On Saturday, October 1st, we hosted over 120 educators at Blair Elementary for our first Fall Institute. Building on the interest on place-based practices in mathematics during our Spring Institute at Lions Bay Community School, we chose to host our fall event at Blair, a more typical "suburban" school setting. The staff at Blair have worked towards more outdoor learning experiences for their students over several years - beginning with Spuds in Tubs, to garden beds to an outdoor learning space.
We had originally planned this event for about 50 people but as the waiting list grew and grew, we decided to open it up and move to the gym to hold more people. An event of this size takes a team and I would like to acknowledge and thank Michelle, Lauren, April, Karen and Catherine for all their help in pulling this event together.
We gathered together in the gym and teachers were welcomed with tea and cookies and table displays to provoke their thinking.
Some questions guided our professional inquiry for the day:
How does place inform your questions and inquiries?
How does place inspire mathematical thinking?
and inspired by the First Peoples Principles of Learning -
How might the teaching and learning of mathematics be more holistic?
How might a sense of place be nurtured through the teaching and learning of mathematics?

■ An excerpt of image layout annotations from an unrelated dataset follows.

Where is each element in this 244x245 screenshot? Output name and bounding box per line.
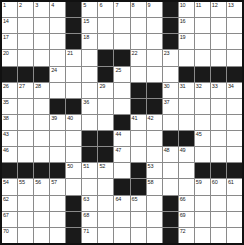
cell-r15c3[interactable] (34, 228, 49, 243)
clue-number: 18 (83, 34, 89, 41)
cell-r12c12[interactable] (179, 179, 194, 194)
cell-r6c7[interactable]: 29 (98, 83, 113, 98)
cell-r11c10[interactable]: 53 (147, 163, 162, 178)
block-r15c11 (163, 228, 178, 243)
clue-number: 70 (3, 228, 9, 235)
clue-number: 42 (148, 115, 154, 122)
cell-r12c3[interactable]: 56 (34, 179, 49, 194)
clue-number: 46 (3, 147, 9, 154)
cell-r14c14[interactable] (211, 212, 226, 227)
clue-number: 16 (180, 18, 186, 25)
block-r5c13 (195, 67, 210, 82)
cell-r7c2[interactable] (18, 99, 33, 114)
cell-r10c14[interactable] (211, 147, 226, 162)
clue-number: 7 (115, 2, 118, 9)
block-r5c7 (98, 67, 113, 82)
clue-number: 34 (228, 83, 234, 90)
clue-number: 57 (51, 179, 57, 186)
clue-number: 25 (115, 67, 121, 74)
cell-r2c6[interactable]: 15 (82, 18, 97, 33)
cell-r3c3[interactable] (34, 34, 49, 49)
cell-r3c4[interactable] (50, 34, 65, 49)
cell-r8c10[interactable]: 42 (147, 115, 162, 130)
cell-r3c14[interactable] (211, 34, 226, 49)
cell-r4c12[interactable] (179, 50, 194, 65)
block-r4c7 (98, 50, 113, 65)
clue-number: 29 (99, 83, 105, 90)
clue-number: 49 (180, 147, 186, 154)
block-r6c10 (147, 83, 162, 98)
clue-number: 54 (3, 179, 9, 186)
cell-r1c1[interactable]: 1 (2, 2, 17, 17)
clue-number: 41 (132, 115, 138, 122)
clue-number: 26 (3, 83, 9, 90)
cell-r7c7[interactable] (98, 99, 113, 114)
cell-r2c3[interactable] (34, 18, 49, 33)
clue-number: 51 (83, 163, 89, 170)
cell-r6c13[interactable]: 32 (195, 83, 210, 98)
cell-r1c14[interactable]: 12 (211, 2, 226, 17)
cell-r7c13[interactable] (195, 99, 210, 114)
cell-r6c6[interactable] (82, 83, 97, 98)
cell-r10c1[interactable]: 46 (2, 147, 17, 162)
cell-r7c3[interactable] (34, 99, 49, 114)
cell-r2c10[interactable] (147, 18, 162, 33)
cell-r5c10[interactable] (147, 67, 162, 82)
clue-number: 40 (67, 115, 73, 122)
clue-number: 63 (83, 196, 89, 203)
cell-r6c12[interactable]: 31 (179, 83, 194, 98)
clue-number: 3 (35, 2, 38, 9)
cell-r6c3[interactable]: 28 (34, 83, 49, 98)
cell-r9c13[interactable]: 45 (195, 131, 210, 146)
block-r11c14 (211, 163, 226, 178)
block-r10c7 (98, 147, 113, 162)
cell-r3c6[interactable]: 18 (82, 34, 97, 49)
cell-r8c7[interactable] (98, 115, 113, 130)
cell-r14c12[interactable]: 69 (179, 212, 194, 227)
cell-r15c7[interactable] (98, 228, 113, 243)
clue-number: 22 (132, 50, 138, 57)
clue-number: 43 (3, 131, 9, 138)
clue-number: 6 (99, 2, 102, 9)
cell-r13c2[interactable] (18, 196, 33, 211)
block-r9c11 (163, 131, 178, 146)
cell-r6c5[interactable] (66, 83, 81, 98)
cell-r12c14[interactable]: 60 (211, 179, 226, 194)
cell-r4c11[interactable]: 23 (163, 50, 178, 65)
clue-number: 58 (148, 179, 154, 186)
cell-r11c11[interactable] (163, 163, 178, 178)
cell-r1c6[interactable]: 5 (82, 2, 97, 17)
cell-r8c5[interactable]: 40 (66, 115, 81, 130)
clue-number: 55 (19, 179, 25, 186)
cell-r4c3[interactable] (34, 50, 49, 65)
clue-number: 62 (3, 196, 9, 203)
cell-r4c5[interactable]: 21 (66, 50, 81, 65)
cell-r1c9[interactable]: 8 (131, 2, 146, 17)
cell-r3c13[interactable] (195, 34, 210, 49)
cell-r3c10[interactable] (147, 34, 162, 49)
cell-r5c11[interactable] (163, 67, 178, 82)
block-r11c15 (227, 163, 242, 178)
cell-r15c2[interactable] (18, 228, 33, 243)
cell-r7c1[interactable]: 35 (2, 99, 17, 114)
cell-r14c10[interactable] (147, 212, 162, 227)
cell-r9c2[interactable] (18, 131, 33, 146)
cell-r8c15[interactable] (227, 115, 242, 130)
cell-r15c1[interactable]: 70 (2, 228, 17, 243)
block-r9c12 (179, 131, 194, 146)
clue-number: 9 (148, 2, 151, 9)
clue-number: 38 (3, 115, 9, 122)
cell-r6c11[interactable]: 30 (163, 83, 178, 98)
cell-r14c7[interactable] (98, 212, 113, 227)
block-r7c10 (147, 99, 162, 114)
cell-r3c15[interactable] (227, 34, 242, 49)
clue-number: 32 (196, 83, 202, 90)
cell-r6c4[interactable] (50, 83, 65, 98)
block-r5c12 (179, 67, 194, 82)
cell-r12c5[interactable] (66, 179, 81, 194)
block-r7c9 (131, 99, 146, 114)
block-r10c6 (82, 147, 97, 162)
cell-r13c15[interactable] (227, 196, 242, 211)
block-r12c9 (131, 179, 146, 194)
cell-r14c4[interactable] (50, 212, 65, 227)
block-r1c11 (163, 2, 178, 17)
clue-number: 59 (196, 179, 202, 186)
block-r7c4 (50, 99, 65, 114)
cell-r10c15[interactable] (227, 147, 242, 162)
block-r1c5 (66, 2, 81, 17)
cell-r12c10[interactable]: 58 (147, 179, 162, 194)
cell-r8c11[interactable] (163, 115, 178, 130)
clue-number: 47 (115, 147, 121, 154)
cell-r1c15[interactable]: 13 (227, 2, 242, 17)
block-r5c15 (227, 67, 242, 82)
cell-r8c13[interactable] (195, 115, 210, 130)
clue-number: 67 (3, 212, 9, 219)
block-r6c9 (131, 83, 146, 98)
cell-r8c14[interactable] (211, 115, 226, 130)
block-r13c5 (66, 196, 81, 211)
cell-r13c7[interactable] (98, 196, 113, 211)
clue-number: 71 (83, 228, 89, 235)
block-r5c1 (2, 67, 17, 82)
block-r11c9 (131, 163, 146, 178)
clue-number: 15 (83, 18, 89, 25)
block-r4c8 (114, 50, 129, 65)
cell-r5c4[interactable]: 24 (50, 67, 65, 82)
clue-number: 1 (3, 2, 6, 9)
cell-r10c2[interactable] (18, 147, 33, 162)
clue-number: 65 (132, 196, 138, 203)
cell-r8c12[interactable] (179, 115, 194, 130)
cell-r13c14[interactable] (211, 196, 226, 211)
cell-r11c7[interactable]: 52 (98, 163, 113, 178)
block-r14c5 (66, 212, 81, 227)
clue-number: 36 (83, 99, 89, 106)
block-r11c1 (2, 163, 17, 178)
cell-r4c13[interactable] (195, 50, 210, 65)
cell-r6c15[interactable]: 34 (227, 83, 242, 98)
cell-r14c8[interactable] (114, 212, 129, 227)
cell-r5c8[interactable]: 25 (114, 67, 129, 82)
clue-number: 56 (35, 179, 41, 186)
clue-number: 12 (212, 2, 218, 9)
cell-r3c2[interactable] (18, 34, 33, 49)
cell-r13c4[interactable] (50, 196, 65, 211)
clue-number: 72 (180, 228, 186, 235)
cell-r3c1[interactable]: 17 (2, 34, 17, 49)
block-r3c11 (163, 34, 178, 49)
cell-r13c1[interactable]: 62 (2, 196, 17, 211)
cell-r6c8[interactable] (114, 83, 129, 98)
clue-number: 8 (132, 2, 135, 9)
cell-r2c14[interactable] (211, 18, 226, 33)
cell-r14c15[interactable] (227, 212, 242, 227)
clue-number: 10 (180, 2, 186, 9)
cell-r5c5[interactable] (66, 67, 81, 82)
block-r2c11 (163, 18, 178, 33)
cell-r8c9[interactable]: 41 (131, 115, 146, 130)
cell-r12c15[interactable]: 61 (227, 179, 242, 194)
cell-r11c12[interactable] (179, 163, 194, 178)
cell-r3c8[interactable] (114, 34, 129, 49)
cell-r2c4[interactable] (50, 18, 65, 33)
clue-number: 50 (67, 163, 73, 170)
cell-r15c8[interactable] (114, 228, 129, 243)
block-r5c2 (18, 67, 33, 82)
clue-number: 28 (35, 83, 41, 90)
cell-r9c5[interactable] (66, 131, 81, 146)
cell-r15c10[interactable] (147, 228, 162, 243)
block-r14c11 (163, 212, 178, 227)
cell-r8c2[interactable] (18, 115, 33, 130)
cell-r10c10[interactable] (147, 147, 162, 162)
block-r2c5 (66, 18, 81, 33)
block-r11c13 (195, 163, 210, 178)
cell-r3c12[interactable]: 19 (179, 34, 194, 49)
cell-r15c15[interactable] (227, 228, 242, 243)
cell-r11c5[interactable]: 50 (66, 163, 81, 178)
clue-number: 68 (83, 212, 89, 219)
cell-r12c13[interactable]: 59 (195, 179, 210, 194)
cell-r1c3[interactable]: 3 (34, 2, 49, 17)
cell-r14c2[interactable] (18, 212, 33, 227)
clue-number: 35 (3, 99, 9, 106)
cell-r2c12[interactable]: 16 (179, 18, 194, 33)
cell-r9c15[interactable] (227, 131, 242, 146)
cell-r1c4[interactable]: 4 (50, 2, 65, 17)
cell-r6c2[interactable]: 27 (18, 83, 33, 98)
clue-number: 4 (51, 2, 54, 9)
cell-r6c1[interactable]: 26 (2, 83, 17, 98)
cell-r9c8[interactable]: 44 (114, 131, 129, 146)
cell-r13c13[interactable] (195, 196, 210, 211)
clue-number: 13 (228, 2, 234, 9)
cell-r1c10[interactable]: 9 (147, 2, 162, 17)
block-r7c5 (66, 99, 81, 114)
cell-r9c10[interactable] (147, 131, 162, 146)
cell-r12c1[interactable]: 54 (2, 179, 17, 194)
cell-r7c15[interactable] (227, 99, 242, 114)
cell-r7c12[interactable] (179, 99, 194, 114)
cell-r10c11[interactable]: 48 (163, 147, 178, 162)
block-r12c8 (114, 179, 129, 194)
cell-r2c13[interactable] (195, 18, 210, 33)
cell-r12c2[interactable]: 55 (18, 179, 33, 194)
clue-number: 17 (3, 34, 9, 41)
cell-r3c7[interactable] (98, 34, 113, 49)
cell-r2c1[interactable]: 14 (2, 18, 17, 33)
clue-number: 19 (180, 34, 186, 41)
block-r15c5 (66, 228, 81, 243)
cell-r8c3[interactable] (34, 115, 49, 130)
cell-r1c8[interactable]: 7 (114, 2, 129, 17)
cell-r14c6[interactable]: 68 (82, 212, 97, 227)
cell-r15c14[interactable] (211, 228, 226, 243)
clue-number: 14 (3, 18, 9, 25)
clue-number: 60 (212, 179, 218, 186)
clue-number: 52 (99, 163, 105, 170)
cell-r13c12[interactable]: 66 (179, 196, 194, 211)
clue-number: 33 (212, 83, 218, 90)
block-r11c3 (34, 163, 49, 178)
cell-r9c9[interactable] (131, 131, 146, 146)
clue-number: 64 (115, 196, 121, 203)
cell-r7c11[interactable]: 37 (163, 99, 178, 114)
cell-r7c6[interactable]: 36 (82, 99, 97, 114)
cell-r11c8[interactable] (114, 163, 129, 178)
clue-number: 39 (51, 115, 57, 122)
cell-r2c15[interactable] (227, 18, 242, 33)
cell-r9c14[interactable] (211, 131, 226, 146)
cell-r4c1[interactable]: 20 (2, 50, 17, 65)
clue-number: 66 (180, 196, 186, 203)
cell-r9c1[interactable]: 43 (2, 131, 17, 146)
block-r5c14 (211, 67, 226, 82)
cell-r6c14[interactable]: 33 (211, 83, 226, 98)
cell-r1c13[interactable]: 11 (195, 2, 210, 17)
cell-r15c9[interactable] (131, 228, 146, 243)
clue-number: 30 (164, 83, 170, 90)
cell-r14c13[interactable] (195, 212, 210, 227)
cell-r14c3[interactable] (34, 212, 49, 227)
cell-r4c4[interactable] (50, 50, 65, 65)
cell-r10c3[interactable] (34, 147, 49, 162)
clue-number: 2 (19, 2, 22, 9)
cell-r9c3[interactable] (34, 131, 49, 146)
cell-r5c9[interactable] (131, 67, 146, 82)
clue-number: 20 (3, 50, 9, 57)
clue-number: 61 (228, 179, 234, 186)
clue-number: 11 (196, 2, 201, 9)
cell-r12c11[interactable] (163, 179, 178, 194)
cell-r13c8[interactable]: 64 (114, 196, 129, 211)
block-r13c11 (163, 196, 178, 211)
cell-r4c2[interactable] (18, 50, 33, 65)
cell-r2c7[interactable] (98, 18, 113, 33)
clue-number: 23 (164, 50, 170, 57)
cell-r12c7[interactable] (98, 179, 113, 194)
cell-r10c5[interactable] (66, 147, 81, 162)
clue-number: 27 (19, 83, 25, 90)
cell-r13c6[interactable]: 63 (82, 196, 97, 211)
block-r3c5 (66, 34, 81, 49)
clue-number: 31 (180, 83, 186, 90)
cell-r8c4[interactable]: 39 (50, 115, 65, 130)
cell-r12c4[interactable]: 57 (50, 179, 65, 194)
block-r8c8 (114, 115, 129, 130)
crossword-board: 1234567891011121314151617181920212223242… (0, 0, 244, 245)
cell-r10c13[interactable] (195, 147, 210, 162)
cell-r2c9[interactable] (131, 18, 146, 33)
cell-r7c14[interactable] (211, 99, 226, 114)
cell-r11c6[interactable]: 51 (82, 163, 97, 178)
clue-number: 45 (196, 131, 202, 138)
cell-r13c3[interactable] (34, 196, 49, 211)
cell-r2c8[interactable] (114, 18, 129, 33)
cell-r8c6[interactable] (82, 115, 97, 130)
cell-r10c12[interactable]: 49 (179, 147, 194, 162)
cell-r4c10[interactable] (147, 50, 162, 65)
block-r9c6 (82, 131, 97, 146)
cell-r4c14[interactable] (211, 50, 226, 65)
cell-r4c15[interactable] (227, 50, 242, 65)
block-r11c2 (18, 163, 33, 178)
clue-number: 44 (115, 131, 121, 138)
cell-r2c2[interactable] (18, 18, 33, 33)
clue-number: 24 (51, 67, 57, 74)
cell-r3c9[interactable] (131, 34, 146, 49)
block-r11c4 (50, 163, 65, 178)
cell-r14c9[interactable] (131, 212, 146, 227)
clue-number: 5 (83, 2, 86, 9)
cell-r9c4[interactable] (50, 131, 65, 146)
cell-r13c9[interactable]: 65 (131, 196, 146, 211)
cell-r4c9[interactable]: 22 (131, 50, 146, 65)
clue-number: 37 (164, 99, 170, 106)
cell-r12c6[interactable] (82, 179, 97, 194)
cell-r15c6[interactable]: 71 (82, 228, 97, 243)
clue-number: 48 (164, 147, 170, 154)
clue-number: 53 (148, 163, 154, 170)
cell-r7c8[interactable] (114, 99, 129, 114)
cell-r10c4[interactable] (50, 147, 65, 162)
cell-r4c6[interactable] (82, 50, 97, 65)
cell-r10c9[interactable] (131, 147, 146, 162)
cell-r14c1[interactable]: 67 (2, 212, 17, 227)
cell-r13c10[interactable] (147, 196, 162, 211)
block-r9c7 (98, 131, 113, 146)
cell-r1c2[interactable]: 2 (18, 2, 33, 17)
clue-number: 69 (180, 212, 186, 219)
clue-number: 21 (67, 50, 73, 57)
cell-r1c12[interactable]: 10 (179, 2, 194, 17)
cell-r8c1[interactable]: 38 (2, 115, 17, 130)
cell-r15c12[interactable]: 72 (179, 228, 194, 243)
cell-r15c13[interactable] (195, 228, 210, 243)
cell-r5c6[interactable] (82, 67, 97, 82)
cell-r10c8[interactable]: 47 (114, 147, 129, 162)
cell-r15c4[interactable] (50, 228, 65, 243)
block-r5c3 (34, 67, 49, 82)
cell-r1c7[interactable]: 6 (98, 2, 113, 17)
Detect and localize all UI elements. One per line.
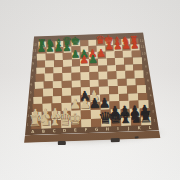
pieces-layer: ♜♞♝♛♚♛♚♝♞♜♟♟♟♟♟♟♟♟♟♟♟♟♟♟♟♟♟♟♟♟♟♟♟♟♟♟♟♟♜♞… (0, 0, 180, 180)
piece-red-pawn-l11: ♟ (130, 40, 139, 51)
piece-natural-king-e1: ♚ (67, 111, 82, 128)
board-scene: ABCDEFGHIJKL1212111110109988776655443322… (0, 0, 180, 180)
piece-black-rook-l1: ♜ (139, 110, 153, 126)
piece-green-king-e12: ♚ (70, 35, 80, 46)
product-photo: ABCDEFGHIJKL1212111110109988776655443322… (0, 0, 180, 180)
piece-green-pawn-g9: ♟ (88, 54, 98, 65)
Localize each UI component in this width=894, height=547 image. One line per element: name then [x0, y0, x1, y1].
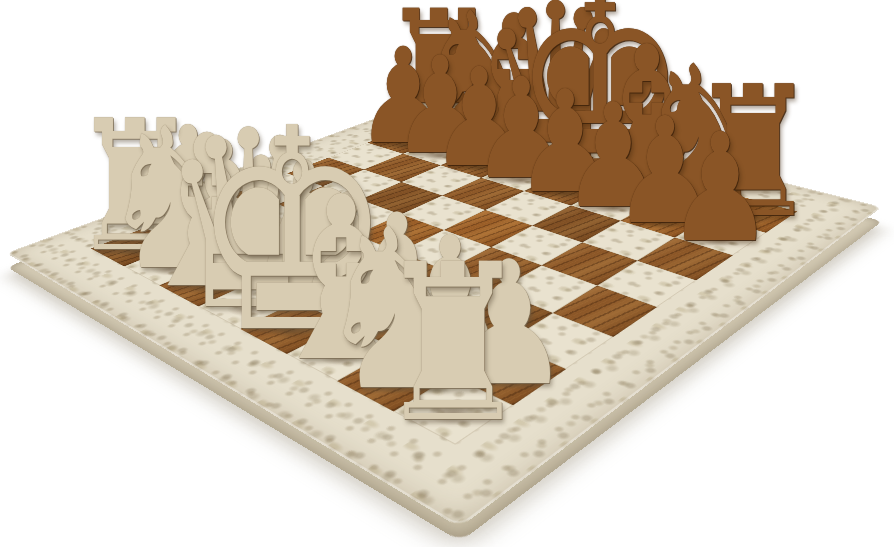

I shared several examples from Richmond schools, showing how teachers and students have been connecting place and mathematics. We also examined connections between place, story, mathematics and maps. Teachers had an opportunity to map a place of importance to them using materials at their tables - shells, stones, wood, cedar branches, pencil crayons and washi tape. As teachers engaged in this task, they were asked to be mindful of the mathematics is involved – spatial awareness, measurement, distance, proportional reasoning, scale, 2D representation of 3D objects...what else comes to mind?
We looked closely at the mathematics of measurement, a concept and process particularly relevant to engaging in outdoors mathematics learning.
We had time outside together to engage in pedagogical provocations.
Richmond teachers shared their experiences with outdoor learning. April and Lauren talked about how their Wilderness Wednesday program has evolved and different structures they have in place for their students when they are outside. Anne-Marie Fenn from Woodward shared the ways her whole school community is engaged in school gardening projects. Megan Zeni from Homma Elementary shared how her outdoor learning position at her school came to be and shared some ways she uses the school's garden and outdoor learning spaces daily with the school's students.
Over lunch and again during some planning & connecting time in the afternoon, teachers visited April and Lauren's classroom spaces and Karen Choo also opened up her grades 4&5 classroom because teachers were wanting to see an intermediate classroom.
The text slides shared during the day are available on the Articles and Presentations page found in the right side bar of this site.
It was an amazing day of learning together and community building. As I packed up my car with tubs and baskets, I felt exhausted but all filled up. It was a special day with educators from all across BC - as far away as Salmon Arm and Vancouver Island & Salt Spring. It was a special day thinking and sharing about ways to make mathematics learning engaging and meaningful for our students and for our teaching to be more holistic and responsive.